Artrosi cervicale

Definizione
L'artrosi cervicale è una condizione osteoarticolare cronica molto comune dopo i 40-50 anni in persone di entrambi i sessi e di ogni parte del mondo, dovuta al naturale invecchiamento delle cartilagini intervertebrali e al deterioramento delle strutture articolari del tratto iniziale della colonna vertebrale (vertebre C 1-C 7), e aggravata da una serie di fattori genetici, ambientali e legati allo stile di vita. A rischiare maggiormente di sviluppare artrosi cervicale sono: le persone geneticamente predisposte; le donne; chi ha subito traumi al collo durante incidenti automobilistici o l’attività professionale/sportiva (in particolare il “colpo della frusta”); chi ha svolto per molti anni lavori che hanno imposto stress eccessivi alla zona cervicale della colonna vertebrale, in termini sia di sforzo associato ai movimenti (facchini, muratori, ecc.) sia di posture inadeguate mantenute per molte ore al giorno (lavoro d’ufficio, sarti, stiratrici, ecc.).
Cause
L'artrosi cervicale si sviluppa gradualmente, nell'arco di molti anni, a causa di una lenta e progressiva disidratazione e perdita di elasticità dei dischi cartilaginei che separano le vertebre e che di norma attutiscono l'attrito e le sollecitazioni durante i movimenti. Questo deterioramento dei dischi aumenta lo stress meccanico sulle superfici ossee delle vertebre, che iniziano a usurarsi assumendo un profilo irregolare. A causa di queste alterazioni, man mano che la malattia avanza, i movimenti della colonna cervicale diventano meno “fluidi” ed è sempre più probabile che le strutture che la sostengono (in particolare, muscoli e legamenti) vadano incontro a irritazione e infiammazione, determinando l'insorgenza di attacchi di cervicalgia acuta.
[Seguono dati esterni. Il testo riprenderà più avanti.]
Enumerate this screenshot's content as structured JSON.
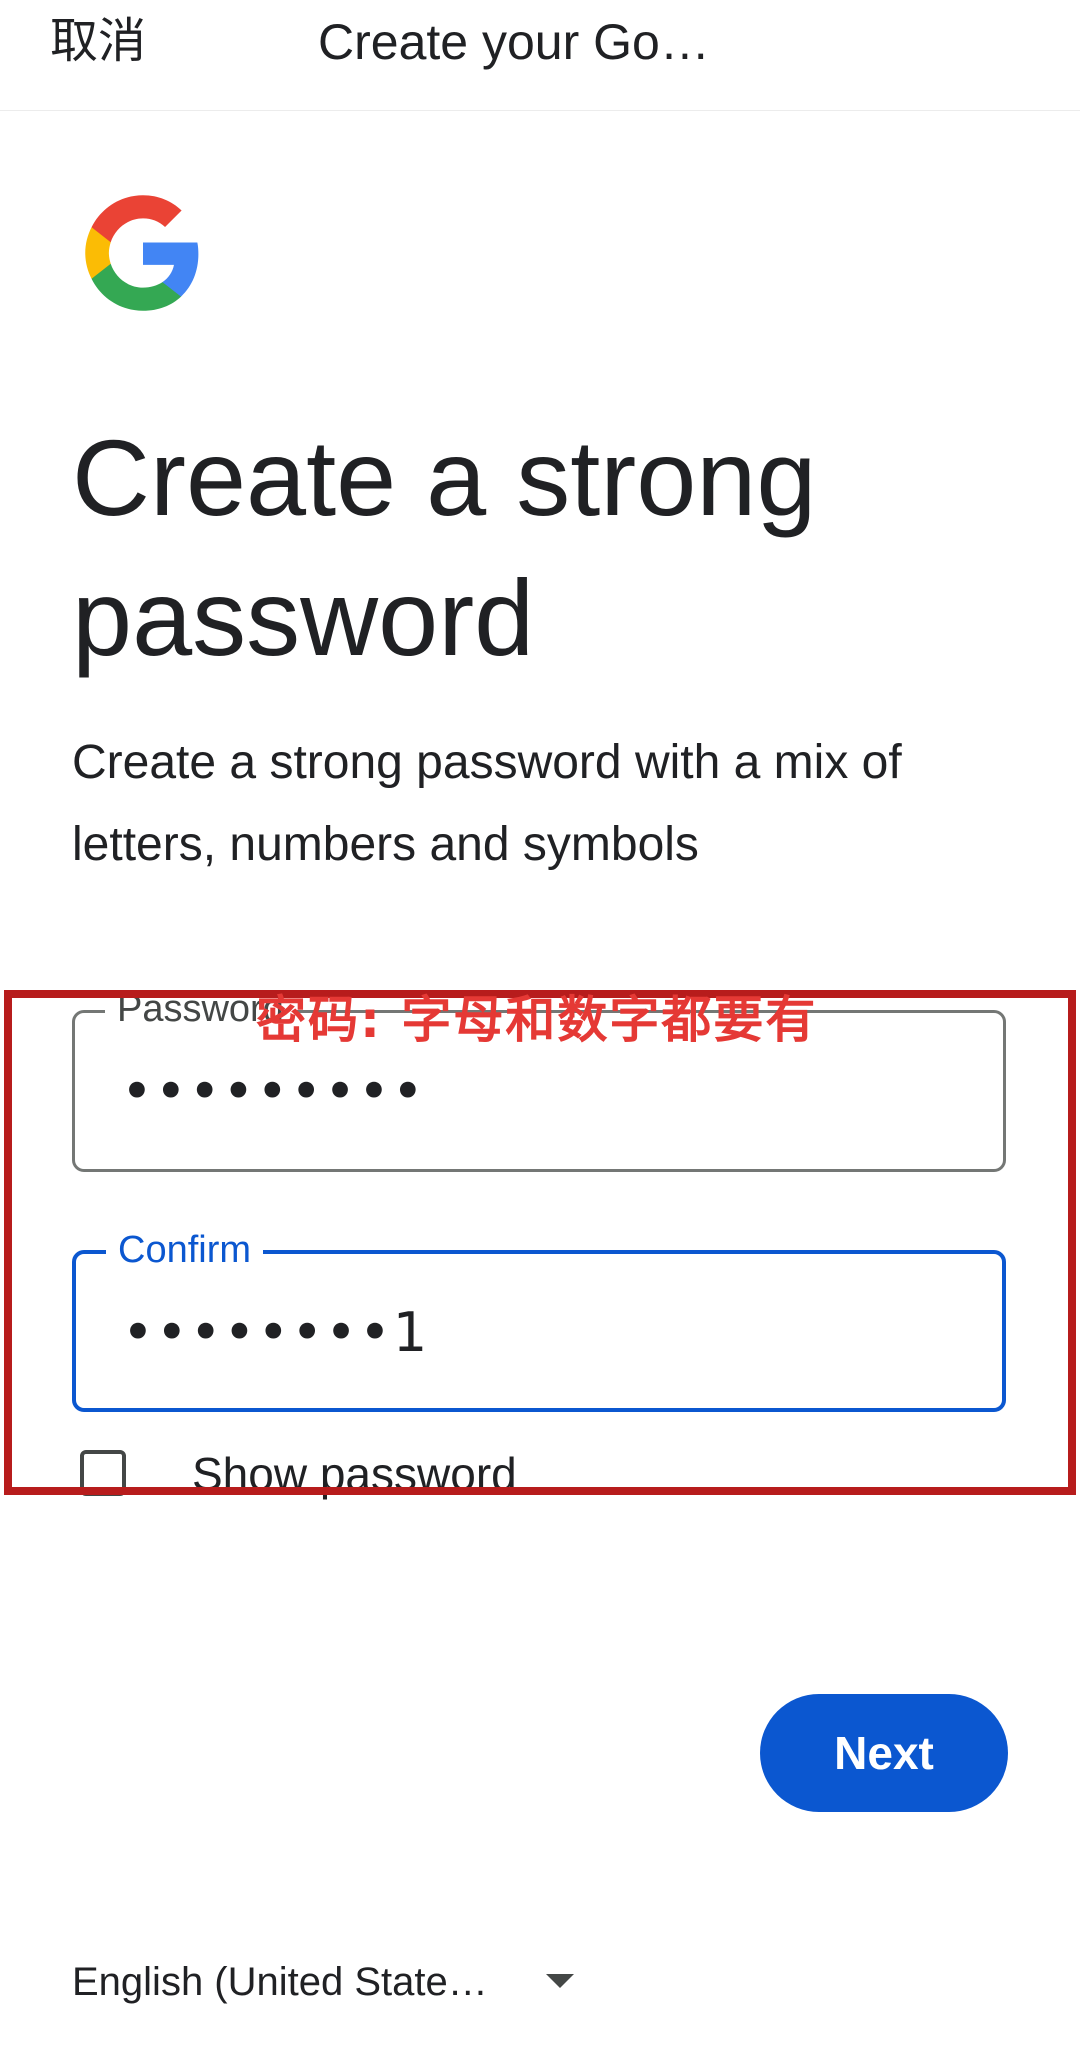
{
  "topbar": {
    "cancel_label": "取消",
    "title": "Create your Go…"
  },
  "logo": {
    "icon": "google-g-logo"
  },
  "main": {
    "headline": "Create a strong password",
    "subtext": "Create a strong password with a mix of letters, numbers and symbols"
  },
  "fields": {
    "password": {
      "label": "Password",
      "value": "•••••••••"
    },
    "confirm": {
      "label": "Confirm",
      "value": "••••••••1"
    }
  },
  "show_password": {
    "label": "Show password",
    "checked": false
  },
  "annotation": {
    "text": "密码: 字母和数字都要有",
    "color": "#e53935"
  },
  "actions": {
    "next_label": "Next"
  },
  "footer": {
    "language_label": "English (United State…"
  },
  "colors": {
    "accent": "#0b57d0",
    "annotation_border": "#b71c1c"
  }
}
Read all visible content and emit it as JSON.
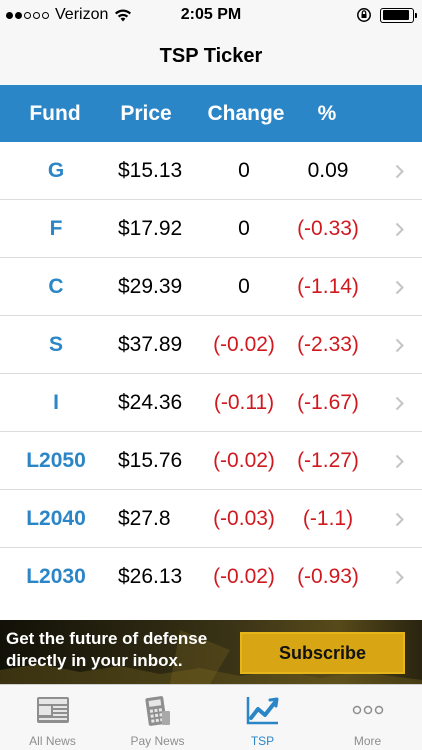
{
  "status_bar": {
    "carrier": "Verizon",
    "time": "2:05 PM",
    "signal_bars_filled": 2,
    "signal_bars_total": 5,
    "battery_level": 0.9
  },
  "nav": {
    "title": "TSP Ticker"
  },
  "table": {
    "headers": {
      "fund": "Fund",
      "price": "Price",
      "change": "Change",
      "pct": "%"
    },
    "rows": [
      {
        "fund": "G",
        "price": "$15.13",
        "change": "0",
        "pct": "0.09"
      },
      {
        "fund": "F",
        "price": "$17.92",
        "change": "0",
        "pct": "(-0.33)"
      },
      {
        "fund": "C",
        "price": "$29.39",
        "change": "0",
        "pct": "(-1.14)"
      },
      {
        "fund": "S",
        "price": "$37.89",
        "change": "(-0.02)",
        "pct": "(-2.33)"
      },
      {
        "fund": "I",
        "price": "$24.36",
        "change": "(-0.11)",
        "pct": "(-1.67)"
      },
      {
        "fund": "L2050",
        "price": "$15.76",
        "change": "(-0.02)",
        "pct": "(-1.27)"
      },
      {
        "fund": "L2040",
        "price": "$27.8",
        "change": "(-0.03)",
        "pct": "(-1.1)"
      },
      {
        "fund": "L2030",
        "price": "$26.13",
        "change": "(-0.02)",
        "pct": "(-0.93)"
      }
    ]
  },
  "ad": {
    "line1": "Get the future of defense",
    "line2": "directly in your inbox.",
    "button_label": "Subscribe"
  },
  "tabs": [
    {
      "label": "All News",
      "icon": "newspaper-icon",
      "active": false
    },
    {
      "label": "Pay News",
      "icon": "calculator-icon",
      "active": false
    },
    {
      "label": "TSP",
      "icon": "chart-icon",
      "active": true
    },
    {
      "label": "More",
      "icon": "more-dots-icon",
      "active": false
    }
  ],
  "colors": {
    "accent": "#2b86c8",
    "negative": "#d0191f",
    "ad_button": "#d8a614"
  }
}
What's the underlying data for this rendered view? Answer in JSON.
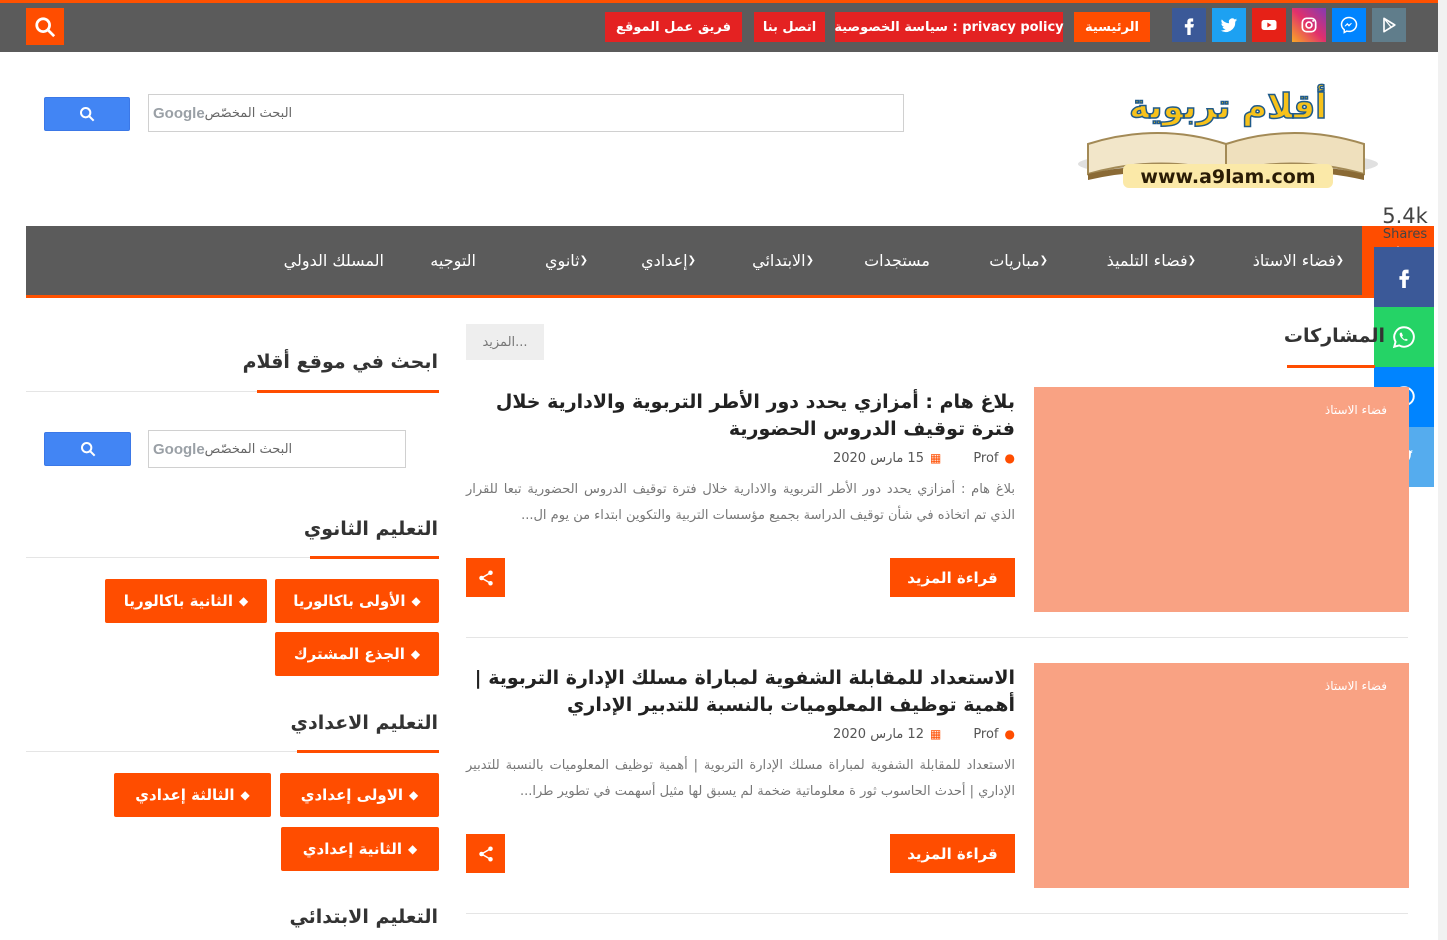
{
  "topbar": {
    "links": [
      {
        "label": "الرئيسية",
        "active": true
      },
      {
        "label": "سياسة الخصوصية : privacy policy"
      },
      {
        "label": "اتصل بنا"
      },
      {
        "label": "فريق عمل الموقع"
      }
    ],
    "social": [
      {
        "name": "facebook-icon",
        "color": "#3b5998"
      },
      {
        "name": "twitter-icon",
        "color": "#1da1f2"
      },
      {
        "name": "youtube-icon",
        "color": "#e62117"
      },
      {
        "name": "instagram-icon",
        "color": "#c13584"
      },
      {
        "name": "messenger-icon",
        "color": "#0084ff"
      },
      {
        "name": "google-play-icon",
        "color": "#607d8b"
      }
    ]
  },
  "header": {
    "search_brand": "Google",
    "search_placeholder": "البحث المخصّص",
    "logo_title": "أقلام تربوية",
    "logo_url": "www.a9lam.com"
  },
  "nav": {
    "items": [
      {
        "label": "فضاء الاستاذ",
        "dropdown": true
      },
      {
        "label": "فضاء التلميذ",
        "dropdown": true
      },
      {
        "label": "مباريات",
        "dropdown": true
      },
      {
        "label": "مستجدات",
        "dropdown": false
      },
      {
        "label": "الابتدائي",
        "dropdown": true
      },
      {
        "label": "إعدادي",
        "dropdown": true
      },
      {
        "label": "ثانوي",
        "dropdown": true
      },
      {
        "label": "التوجيه",
        "dropdown": false
      },
      {
        "label": "المسلك الدولي",
        "dropdown": false
      }
    ]
  },
  "shares": {
    "count": "5.4k",
    "label": "Shares"
  },
  "main": {
    "section_title": "المشاركات",
    "more_label": "المزيد...",
    "posts": [
      {
        "category": "فضاء الاستاذ",
        "title": "بلاغ هام : أمزازي يحدد دور الأطر التربوية والادارية خلال فترة توقيف الدروس الحضورية",
        "author": "Prof",
        "date": "15 مارس 2020",
        "excerpt": "بلاغ هام :  أمزازي يحدد دور الأطر التربوية والادارية خلال فترة توقيف الدروس الحضورية تبعا للقرار الذي تم اتخاذه في شأن توقيف الدراسة بجميع مؤسسات التربية والتكوين ابتداء من يوم ال...",
        "read_more": "قراءة المزيد"
      },
      {
        "category": "فضاء الاستاذ",
        "title": "الاستعداد للمقابلة الشفوية لمباراة مسلك الإدارة التربوية | أهمية توظيف المعلوميات بالنسبة للتدبير الإداري",
        "author": "Prof",
        "date": "12 مارس 2020",
        "excerpt": "الاستعداد للمقابلة الشفوية لمباراة مسلك الإدارة التربوية   |  أهمية توظيف المعلوميات بالنسبة للتدبير الإداري | أحدث الحاسوب ثور ة معلوماتية ضخمة لم يسبق لها مثيل أسهمت في تطوير طرا...",
        "read_more": "قراءة المزيد"
      }
    ]
  },
  "sidebar": {
    "search_title": "ابحث في موقع أقلام",
    "secondary_title": "التعليم الثانوي",
    "secondary_tags": [
      "الأولى باكالوريا",
      "الثانية باكالوريا",
      "الجذع المشترك"
    ],
    "middle_title": "التعليم الاعدادي",
    "middle_tags": [
      "الاولى إعدادي",
      "الثالثة إعدادي",
      "الثانية إعدادي"
    ],
    "primary_title": "التعليم الابتدائي"
  },
  "colors": {
    "accent": "#ff4d00",
    "bar": "#5b5b5b",
    "thumb": "#f9a283",
    "top_link": "#e42222"
  }
}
Inoltre, quando la malattia è già abbastanza avanzata, nel tentativo di auto-ripararsi, le superfici vertebrali possono produrre “osteofiti”, ossia piccole protuberanze ossee anomale che ostacolano ulteriormente lo scorrimento reciproco di vertebre adiacenti durante i movimenti, facilitando l'infiammazione locale, lo sviluppo di contratture muscolari e, nei casi più gravi, danni ai nervi spinali, particolarmente abbondanti nella regione cervicale. In una minoranza di casi, un disco intervertebrale cervicale molto danneggiato può dar luogo a un’ernia, corrispondente alla fuoriuscita di una porzione del disco dalla sua posizione naturale, che può avere conseguenze severe poiché può comprimere i nervi cefalici e/o il midollo spinale, determinando dolore intenso e sintomi neurologici di vario tipo, in relazione alle specifiche strutture nervose coinvolte.
Sintomi
La presenza di artrosi cervicale non provoca necessariamente sintomi. Quando compaiono, in occasione di attacchi di cervicalgia acuta legata a fenomeni infiammatori estemporanei indotti dalle cause più diverse, i disturbi principali comprendono dolore localizzato al collo e alla nuca e una contrattura più o meno marcata dei muscoli del collo e delle spalle, con conseguente sensazione di rigidità e difficoltà a muovere il collo. Dal momento che l'area cervicale è ricca di terminazioni nervose sensitive ed è attraversata dai nervi che controllano i movimenti delle braccia, oltre a queste manifestazioni locali, durante l'attacco acuto di cervicalgia possono insorgere vertigini (anche accompagnate da lieve nausea), disturbi della vista, mal di testa, formicolii, alterazioni della sensibilità (parestesie) e cali di forza a livello di una o entrambe le braccia, fino alle mani. Nei casi di artrosi cervicale più avanzata e severa, con iniziale compromissione del midollo spinale, possono insorgere anche disturbi alle gambe (formicolii e difficoltà a camminare) e ridotta capacità di controllo degli sfinteri (intestinale e vescicale).